Licensees are missing out on a big opportunity to increase their margins with genuine imported lager.
Six out of ten (61 per cent) premium lager drinkers would be happy to pay more than they currently do for a genuine imported beer, according to research commissioned by the National Organisation for Imported Beers (NOFIBS). Three out of 10 of these would be happy to pay 30p more per drink.
Licensees are completely unaware of this opportunity, according to the report, with many believing that it is "not important for their customers to know whether a beer was a genuine import or brewed under licence".
NOFIBS chairman John Harley called these findings "a wake-up call to the trade". He told The Publican: "Consumers are very happy to pay more for genuine imports and this needs to be brought to the attention of licensees."

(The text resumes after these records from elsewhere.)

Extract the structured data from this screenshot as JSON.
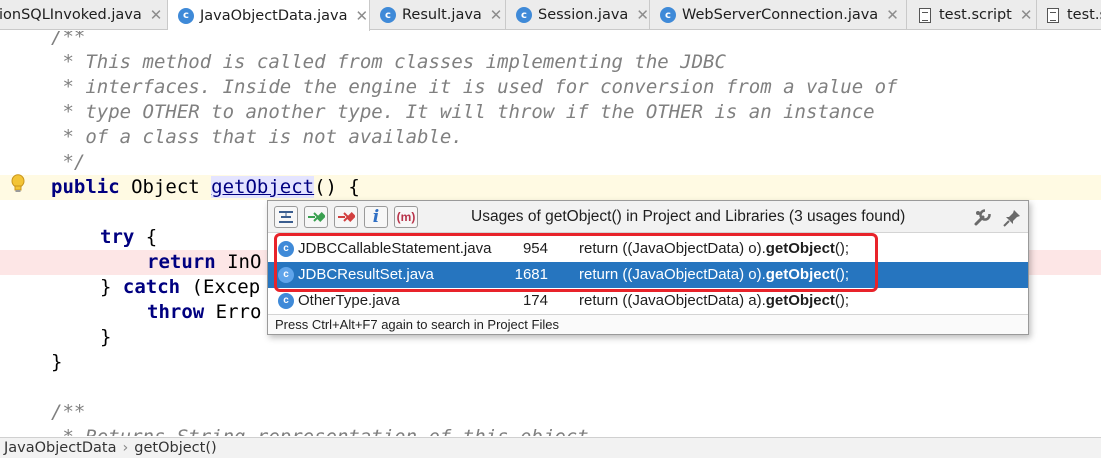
{
  "tabs": [
    {
      "label": "ionSQLInvoked.java",
      "icon": "class-icon",
      "active": false,
      "closable": true
    },
    {
      "label": "JavaObjectData.java",
      "icon": "class-icon",
      "active": true,
      "closable": true
    },
    {
      "label": "Result.java",
      "icon": "class-icon",
      "active": false,
      "closable": true
    },
    {
      "label": "Session.java",
      "icon": "class-icon",
      "active": false,
      "closable": true
    },
    {
      "label": "WebServerConnection.java",
      "icon": "class-icon",
      "active": false,
      "closable": true
    },
    {
      "label": "test.script",
      "icon": "file-icon",
      "active": false,
      "closable": true
    },
    {
      "label": "test.s",
      "icon": "file-icon",
      "active": false,
      "closable": false
    }
  ],
  "code": {
    "doc1_open": "/**",
    "doc1_line1": " * This method is called from classes implementing the JDBC",
    "doc1_line2": " * interfaces. Inside the engine it is used for conversion from a value of",
    "doc1_line3": " * type OTHER to another type. It will throw if the OTHER is an instance",
    "doc1_line4": " * of a class that is not available.",
    "doc1_close": " */",
    "sig_kw": "public",
    "sig_type": " Object ",
    "sig_method": "getObject",
    "sig_rest": "() {",
    "try_kw": "try",
    "try_rest": " {",
    "return_kw": "return",
    "return_rest": " InO",
    "close_brace": "}",
    "catch_kw": "catch",
    "catch_rest": " (Excep",
    "throw_kw": "throw",
    "throw_rest": " Erro",
    "doc2_open": "/**",
    "doc2_line1": " * Returns String representation of this object."
  },
  "popup": {
    "title": "Usages of getObject() in Project and Libraries (3 usages found)",
    "toolbar": [
      "merge-usages-icon",
      "next-occurrence-icon",
      "previous-occurrence-icon",
      "info-icon",
      "method-icon"
    ],
    "toolbar_glyphs": {
      "info": "i",
      "method": "m"
    },
    "header_icons": [
      "settings-wrench-icon",
      "pin-icon"
    ],
    "usages": [
      {
        "file": "JDBCCallableStatement.java",
        "line": "954",
        "code_prefix": "return ((JavaObjectData) o).",
        "code_match": "getObject",
        "code_suffix": "();",
        "selected": false,
        "highlighted": true
      },
      {
        "file": "JDBCResultSet.java",
        "line": "1681",
        "code_prefix": "return ((JavaObjectData) o).",
        "code_match": "getObject",
        "code_suffix": "();",
        "selected": true,
        "highlighted": true
      },
      {
        "file": "OtherType.java",
        "line": "174",
        "code_prefix": "return ((JavaObjectData) a).",
        "code_match": "getObject",
        "code_suffix": "();",
        "selected": false,
        "highlighted": false
      }
    ],
    "footer": "Press Ctrl+Alt+F7 again to search in Project Files"
  },
  "breadcrumb": [
    "JavaObjectData",
    "getObject()"
  ],
  "colors": {
    "selection": "#2675bf",
    "highlight_box": "#e8232a",
    "keyword": "#000080",
    "comment": "#808080",
    "class_icon": "#3f8ad8"
  },
  "class_icon_glyph": "c"
}
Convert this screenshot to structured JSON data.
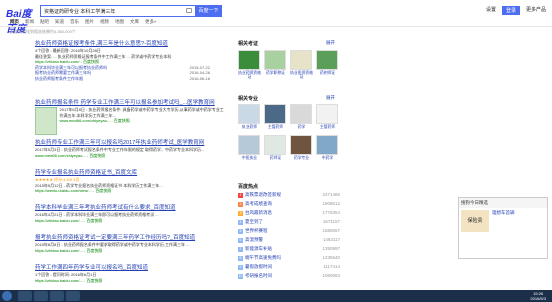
{
  "header": {
    "logo": "Bai度百度",
    "query": "资格证药研专业 本科工学满三年",
    "search_btn": "百度一下",
    "links": [
      "设置",
      "登录",
      "更多产品"
    ]
  },
  "tabs": [
    "网页",
    "新闻",
    "贴吧",
    "知道",
    "音乐",
    "图片",
    "视频",
    "地图",
    "文库",
    "更多»"
  ],
  "count": "百度为您找到相关结果约4,380,000个",
  "results": [
    {
      "title": "执业药师资格证报考条件,满三年是什么意思?-百度知道",
      "text": "4个回答 - 最新回答: 2016年10月28日",
      "text2": "最佳答案: ... 执业药师资格证报考条件中工作满三年 ... 药学或中药学专业本科",
      "url": "https://zhidao.baidu.com/ - 百度快照",
      "subs": [
        [
          "药学本科毕业满三年可以报考执业药师吗",
          "3个回答",
          "2015-07-22"
        ],
        [
          "报考执业药师需要工作满三年吗",
          "4个回答",
          "2016-04-26"
        ],
        [
          "执业药师报考条件工作年限",
          "1个回答",
          "2016-06-16"
        ]
      ]
    },
    {
      "title": "执业药师报名条件 药学专业工作满三年可以报名参加考试吗_...医学教育网",
      "text": "2017年6月8日 - 执业药师报名条件: 具备药学或中药学专业大专学历,从事药学或中药学专业工作满五年;本科学历工作满三年...",
      "url": "www.med66.com/zhiyeyao... - 百度快照"
    },
    {
      "title": "执业药师专业工作满三年可以报名吗2017年执业药师考试_医学教育网",
      "text": "2017年5月3日 - 执业药师考试报名条件中专业工作年限的规定 取得药学、中药学专业本科学历...",
      "url": "www.med66.com/zhiyeyao... - 百度快照"
    },
    {
      "title": "药学专业报名执业药师资格证书_百度文库",
      "text": "★★★★★ 评分:4.5/5 3页",
      "text2": "2015年5月12日 - 药学专业报名执业药师资格证书 本科学历工作满三年...",
      "url": "https://wenku.baidu.com/view/... - 百度快照"
    },
    {
      "title": "药学本科毕业满三年考执业药师考试有什么要求_百度知道",
      "text": "2016年4月21日 - 药学本科毕业满三年即可以报考执业药师资格考试 ...",
      "url": "https://zhidao.baidu.com/... - 百度快照"
    },
    {
      "title": "报考执业药师资格证考试一定要满三年药学工作经历吗?_百度知道",
      "text": "2015年8月8日 - 执业药师报名条件中要求取得药学或中药学专业本科学历,工作满三年 ...",
      "url": "https://zhidao.baidu.com/... - 百度快照"
    },
    {
      "title": "药学工作满四年药学专业可以报名吗_百度知道",
      "text": "1个回答 - 提问时间: 2016年6月1日",
      "url": "https://zhidao.baidu.com/... - 百度快照"
    }
  ],
  "right": {
    "sec1": "相关考证",
    "sec1_more": "展开",
    "sec1_items": [
      "执业药师资格证",
      "药学职称证",
      "执业医师资格证",
      "药剂师证"
    ],
    "sec2": "相关专业",
    "sec2_more": "展开",
    "sec2_items": [
      "执业药师",
      "主管药师",
      "药学",
      "主管药师",
      "中医执业",
      "药师证",
      "药学专业",
      "中药学"
    ],
    "sec3": "百度热点",
    "hot": [
      [
        "1",
        "高铁票退改签新规",
        "2271465"
      ],
      [
        "2",
        "高考成绩查询",
        "1908612"
      ],
      [
        "3",
        "台风最新消息",
        "1775354"
      ],
      [
        "4",
        "夏至到了",
        "1671157"
      ],
      [
        "5",
        "世界杯赛程",
        "1585657"
      ],
      [
        "6",
        "高温预警",
        "1463117"
      ],
      [
        "7",
        "新能源车补贴",
        "1350997"
      ],
      [
        "8",
        "端午节高速免费吗",
        "1236540"
      ],
      [
        "9",
        "暑假放假时间",
        "1117414"
      ],
      [
        "10",
        "考研报名时间",
        "1060063"
      ]
    ]
  },
  "ad": {
    "title": "搜狗今日精选",
    "line1": "理想车首辆",
    "line2": "保险贵"
  },
  "taskbar": {
    "time": "15:26",
    "date": "2016/5/3"
  }
}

Jackie Macey, licensee of the Fountain Inn, in Clent, Worcestershire, said the report's findings rang true. "Recently we had a few young guys come into the pub and ask for a white beer. So we put in Hoegaarden and are selling it at £3 a pint, and it is going down really well," she said. "We wouldn't have considered putting it in had it not been for the demand."
However, Tracy Bird, licensee of the Newman Arms in central London, warned that tenants who are keen to put more genuine imported brands in their pubs might be prevented from doing so because they are locked into tie agreements.
"People are definitely more adventurous and discerning these days - you can see that with wine," she said. "But my tie agreement means I wouldn't be able to stock many other beers."
The research, undertaken by CGA Centro, consisted of four consumer focus groups, over 1,700 personal interviews and over 500 telephone interviews.